Following the outbreak of the Russia-Ukraine conflict, the White House's intention to push forward a so-called Asia Pacific version of NATO has become ever more apparent. NATO has also actively cooperated with the US to increase its intervention in Asia-Pacific affairs and provoke confrontation between camps. For example, NATO for the first time invited Japan and South Korea to its foreign ministers meeting on April 7, and has increasingly interfered in China's internal affairs on issues such as the South China Sea and the Taiwan Straits. Prime Minister of Japan Fumio Kishida will attend a NATO leaders summit in late June. As US allies in the Asia-Pacific coordinate with NATO, the US led-Quad may be strengthened, which will intensify the growing arms race and geopolitical conflict across the region. With a haze of cold war looming over Asia, the so-called free and open "Indo-Pacific" that the Quad brags about may develop into one of chaos and disorder.

However, although the US hopes to accelerate the institutionalized cooperation of the Quad, its attempt to turn it into an Asia-Pacific version of NATO is unlikely to succeed. 

First, the Quad has its own limitations, which makes it difficult to develop it into a formal security alliance. As of present, the Quad is only a diplomatic forum other than a treaty-based alliance. In order to elevate the Quad into a new level, it is necessary to integrate the political, economic and military resources of the four countries. However, they lack the political foundation to do so. 

For example, whilst Australia and Japan among the four Quad countries are US allies, India has no alliance treaties with any of them and it still strives to uphold its strategic autonomy in various platforms. Whether or not the Quad can succeed in becoming an Asia-Pacific NATO hinges upon India, with its non-aligned tradition making it cautious in security cooperation. India will not blindly follow the US, which is seen most explicitly in its neutral stance on the Russia-Ukraine conflict, as well as its insistence upon increasing economic and trade exchanges with Moscow.

Secondly, the Quad does not conform to the trend of regional development and the will of most countries. Asia's rapid development over the past few decades is inseparable from the overall stable and prosperous regional situation.

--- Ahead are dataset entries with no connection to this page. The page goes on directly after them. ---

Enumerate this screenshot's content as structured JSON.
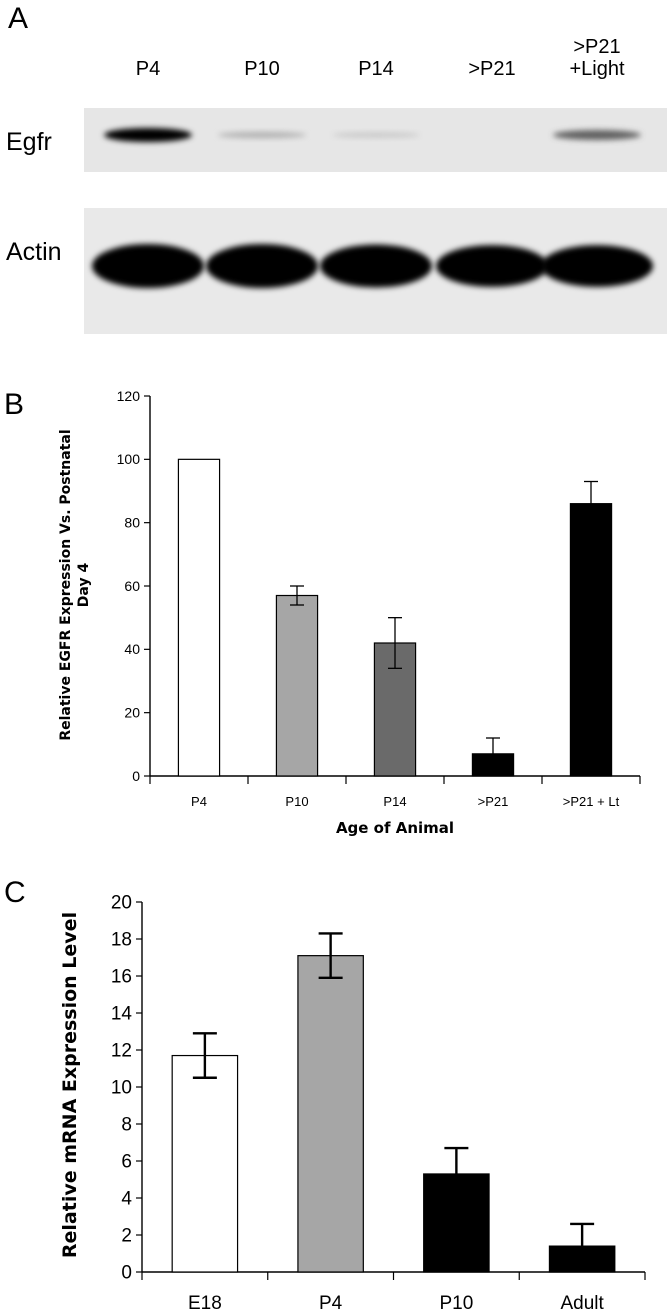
{
  "panel_a": {
    "letter": "A",
    "lanes": [
      "P4",
      "P10",
      "P14",
      ">P21",
      ">P21\n+Light"
    ],
    "rows": [
      {
        "label": "Egfr",
        "band_intensity": [
          1.0,
          0.25,
          0.15,
          0.0,
          0.6
        ]
      },
      {
        "label": "Actin",
        "band_intensity": [
          1.0,
          1.0,
          0.95,
          0.9,
          0.9
        ]
      }
    ]
  },
  "panel_b_letter": "B",
  "panel_c_letter": "C",
  "chart_data": [
    {
      "type": "bar",
      "panel": "B",
      "categories": [
        "P4",
        "P10",
        "P14",
        ">P21",
        ">P21 + Lt"
      ],
      "values": [
        100,
        57,
        42,
        7,
        86
      ],
      "errors": [
        0,
        3,
        8,
        5,
        7
      ],
      "colors": [
        "#ffffff",
        "#a6a6a6",
        "#6a6a6a",
        "#000000",
        "#000000"
      ],
      "ylim": [
        0,
        120
      ],
      "yticks": [
        0,
        20,
        40,
        60,
        80,
        100,
        120
      ],
      "xlabel": "Age of Animal",
      "ylabel": "Relative EGFR Expression Vs. Postnatal Day 4",
      "ylabel_lines": [
        "Relative EGFR Expression Vs. Postnatal",
        "Day 4"
      ]
    },
    {
      "type": "bar",
      "panel": "C",
      "categories": [
        "E18",
        "P4",
        "P10",
        "Adult"
      ],
      "values": [
        11.7,
        17.1,
        5.3,
        1.4
      ],
      "errors": [
        1.2,
        1.2,
        1.4,
        1.2
      ],
      "colors": [
        "#ffffff",
        "#a6a6a6",
        "#000000",
        "#000000"
      ],
      "ylim": [
        0,
        20
      ],
      "yticks": [
        0,
        2,
        4,
        6,
        8,
        10,
        12,
        14,
        16,
        18,
        20
      ],
      "xlabel": "",
      "ylabel": "Relative mRNA Expression Level"
    }
  ]
}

Most countries cherish their hard-won peace and have no intention of taking sides between the US and China, let alone promoting confrontation between blocs. Maintaining a balanced and neutral foreign policy is in the rational interests of most countries. 

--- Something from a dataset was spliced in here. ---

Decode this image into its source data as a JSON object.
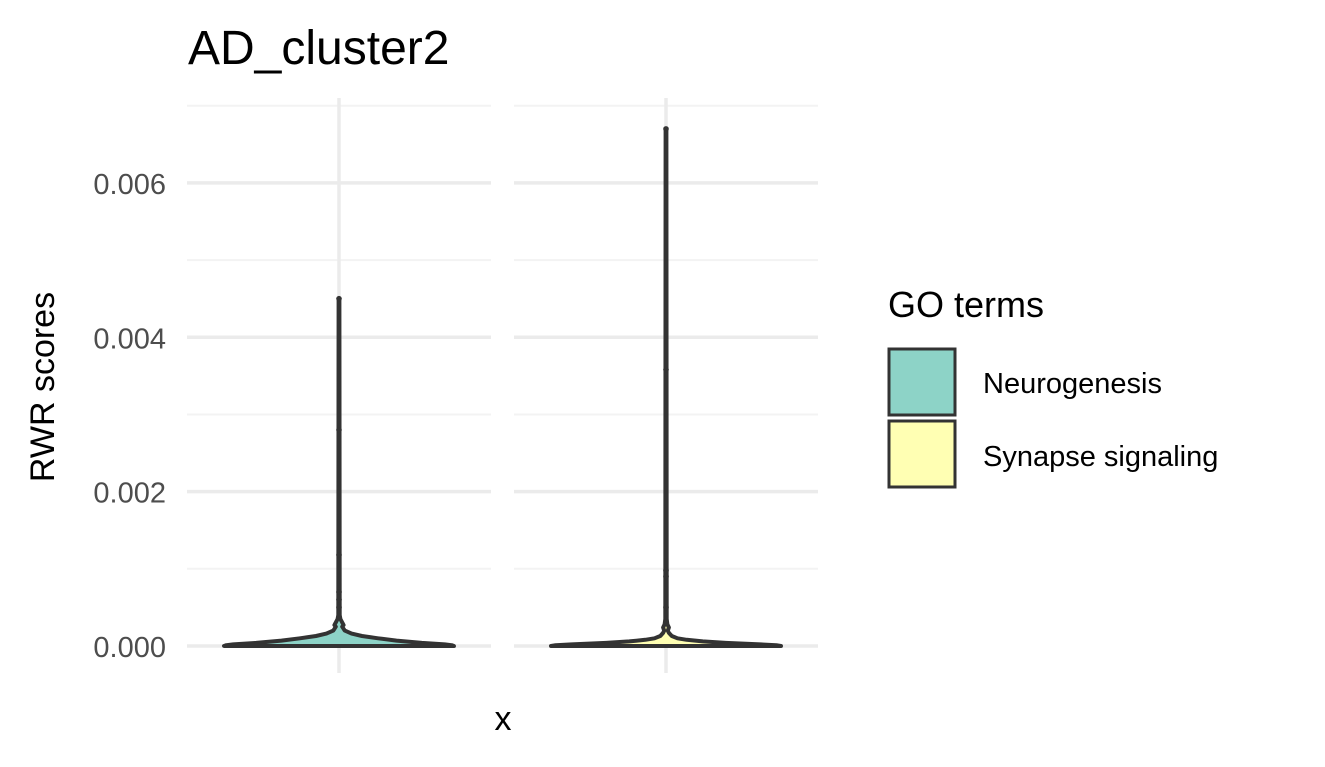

On the other hand, as a leading and non-aligned organization for regional cooperation, ASEAN is increasingly skeptical about these small multilateral mechanisms led by the US. It is also worried that these newly created small circles will impact ASEAN's neutral status and disrupt the existing framework of regional cooperation. Besides, blindly joining the anti-China Quad will almost certainly lead to the deterioration of relations with China. 

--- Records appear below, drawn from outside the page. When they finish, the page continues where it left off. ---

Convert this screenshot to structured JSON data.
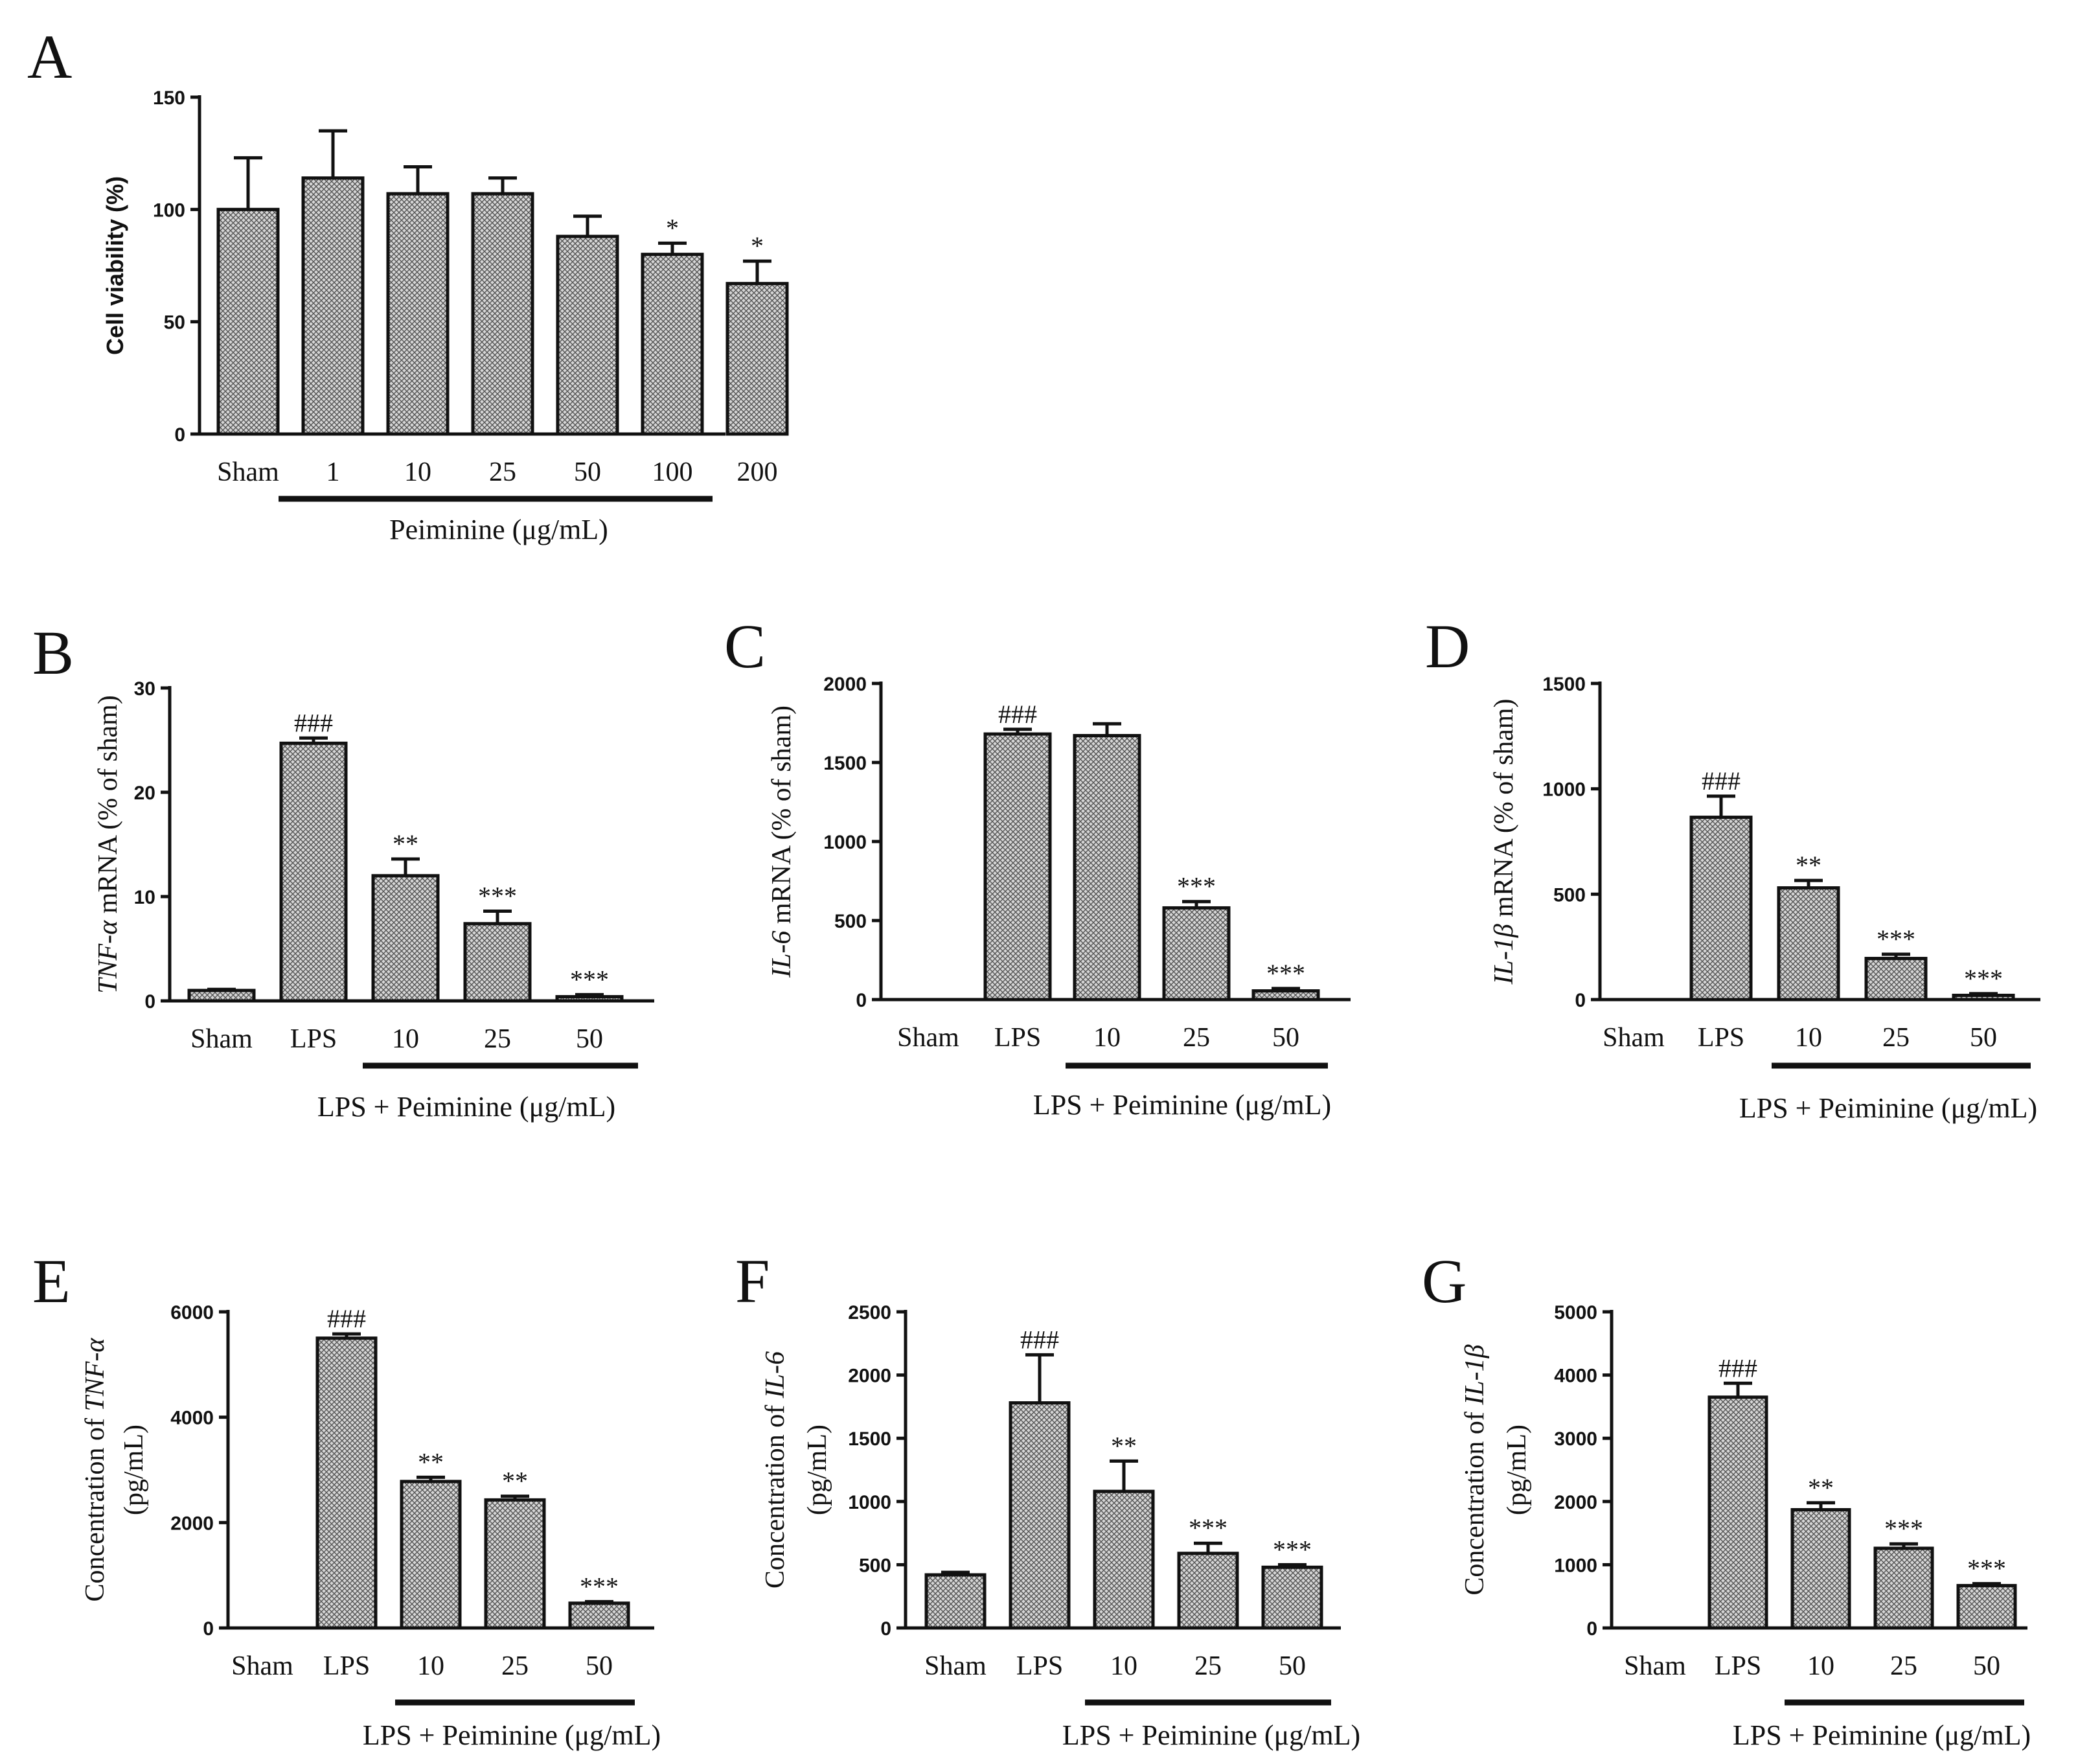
{
  "chart_data": [
    {
      "type": "bar",
      "panel": "A",
      "ylabel": "Cell viability (%)",
      "ylabel_style": "bold",
      "categories": [
        "Sham",
        "1",
        "10",
        "25",
        "50",
        "100",
        "200"
      ],
      "values": [
        100,
        114,
        107,
        107,
        88,
        80,
        67
      ],
      "errors": [
        23,
        21,
        12,
        7,
        9,
        5,
        10
      ],
      "significance": [
        "",
        "",
        "",
        "",
        "",
        "*",
        "*"
      ],
      "ylim": [
        0,
        150
      ],
      "yticks": [
        0,
        50,
        100,
        150
      ],
      "group_label": "Peiminine (μg/mL)",
      "group_start": 1,
      "group_end": 6
    },
    {
      "type": "bar",
      "panel": "B",
      "ylabel_italic": "TNF-α",
      "ylabel_rest": " mRNA (% of sham)",
      "categories": [
        "Sham",
        "LPS",
        "10",
        "25",
        "50"
      ],
      "values": [
        1,
        24.7,
        12,
        7.4,
        0.4
      ],
      "errors": [
        0.1,
        0.5,
        1.6,
        1.2,
        0.2
      ],
      "significance": [
        "",
        "###",
        "**",
        "***",
        "***"
      ],
      "ylim": [
        0,
        30
      ],
      "yticks": [
        0,
        10,
        20,
        30
      ],
      "group_label": "LPS + Peiminine (μg/mL)",
      "group_start": 2,
      "group_end": 4
    },
    {
      "type": "bar",
      "panel": "C",
      "ylabel_italic": "IL-6",
      "ylabel_rest": " mRNA (% of sham)",
      "categories": [
        "Sham",
        "LPS",
        "10",
        "25",
        "50"
      ],
      "values": [
        1,
        1680,
        1670,
        580,
        55
      ],
      "errors": [
        0,
        30,
        75,
        40,
        15
      ],
      "significance": [
        "",
        "###",
        "",
        "***",
        "***"
      ],
      "ylim": [
        0,
        2000
      ],
      "yticks": [
        0,
        500,
        1000,
        1500,
        2000
      ],
      "group_label": "LPS + Peiminine (μg/mL)",
      "group_start": 2,
      "group_end": 4
    },
    {
      "type": "bar",
      "panel": "D",
      "ylabel_italic": "IL-1β",
      "ylabel_rest": " mRNA (% of sham)",
      "categories": [
        "Sham",
        "LPS",
        "10",
        "25",
        "50"
      ],
      "values": [
        1,
        865,
        530,
        195,
        20
      ],
      "errors": [
        0,
        100,
        35,
        20,
        8
      ],
      "significance": [
        "",
        "###",
        "**",
        "***",
        "***"
      ],
      "ylim": [
        0,
        1500
      ],
      "yticks": [
        0,
        500,
        1000,
        1500
      ],
      "group_label": "LPS + Peiminine (μg/mL)",
      "group_start": 2,
      "group_end": 4
    },
    {
      "type": "bar",
      "panel": "E",
      "ylabel_line1_plain": "Concentration of ",
      "ylabel_line1_italic": "TNF-α",
      "ylabel_line2": "(pg/mL)",
      "categories": [
        "Sham",
        "LPS",
        "10",
        "25",
        "50"
      ],
      "values": [
        0,
        5500,
        2780,
        2430,
        470
      ],
      "errors": [
        0,
        80,
        80,
        70,
        30
      ],
      "significance": [
        "",
        "###",
        "**",
        "**",
        "***"
      ],
      "ylim": [
        0,
        6000
      ],
      "yticks": [
        0,
        2000,
        4000,
        6000
      ],
      "group_label": "LPS + Peiminine (μg/mL)",
      "group_start": 2,
      "group_end": 4
    },
    {
      "type": "bar",
      "panel": "F",
      "ylabel_line1_plain": "Concentration of ",
      "ylabel_line1_italic": "IL-6",
      "ylabel_line2": "(pg/mL)",
      "categories": [
        "Sham",
        "LPS",
        "10",
        "25",
        "50"
      ],
      "values": [
        420,
        1780,
        1080,
        590,
        480
      ],
      "errors": [
        20,
        380,
        240,
        80,
        20
      ],
      "significance": [
        "",
        "###",
        "**",
        "***",
        "***"
      ],
      "ylim": [
        0,
        2500
      ],
      "yticks": [
        0,
        500,
        1000,
        1500,
        2000,
        2500
      ],
      "group_label": "LPS + Peiminine (μg/mL)",
      "group_start": 2,
      "group_end": 4
    },
    {
      "type": "bar",
      "panel": "G",
      "ylabel_line1_plain": "Concentration of ",
      "ylabel_line1_italic": "IL-1β",
      "ylabel_line2": "(pg/mL)",
      "categories": [
        "Sham",
        "LPS",
        "10",
        "25",
        "50"
      ],
      "values": [
        0,
        3650,
        1870,
        1260,
        670
      ],
      "errors": [
        0,
        220,
        110,
        70,
        30
      ],
      "significance": [
        "",
        "###",
        "**",
        "***",
        "***"
      ],
      "ylim": [
        0,
        5000
      ],
      "yticks": [
        0,
        1000,
        2000,
        3000,
        4000,
        5000
      ],
      "group_label": "LPS + Peiminine (μg/mL)",
      "group_start": 2,
      "group_end": 4
    }
  ]
}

Ultimately, US-led Quad and the Indo-Pacific Strategy strive to play geopolitical games under the misleading banner of promoting regional cooperation. In the long run, this will seriously undermine the security and development interests of regional countries, and most countries have a clear understanding of this. Therefore, the Quad's attempt to become institutionalized or even be upgraded into an Asia-Pacific version of NATO is not in line with the historical trend, and is destined to fail.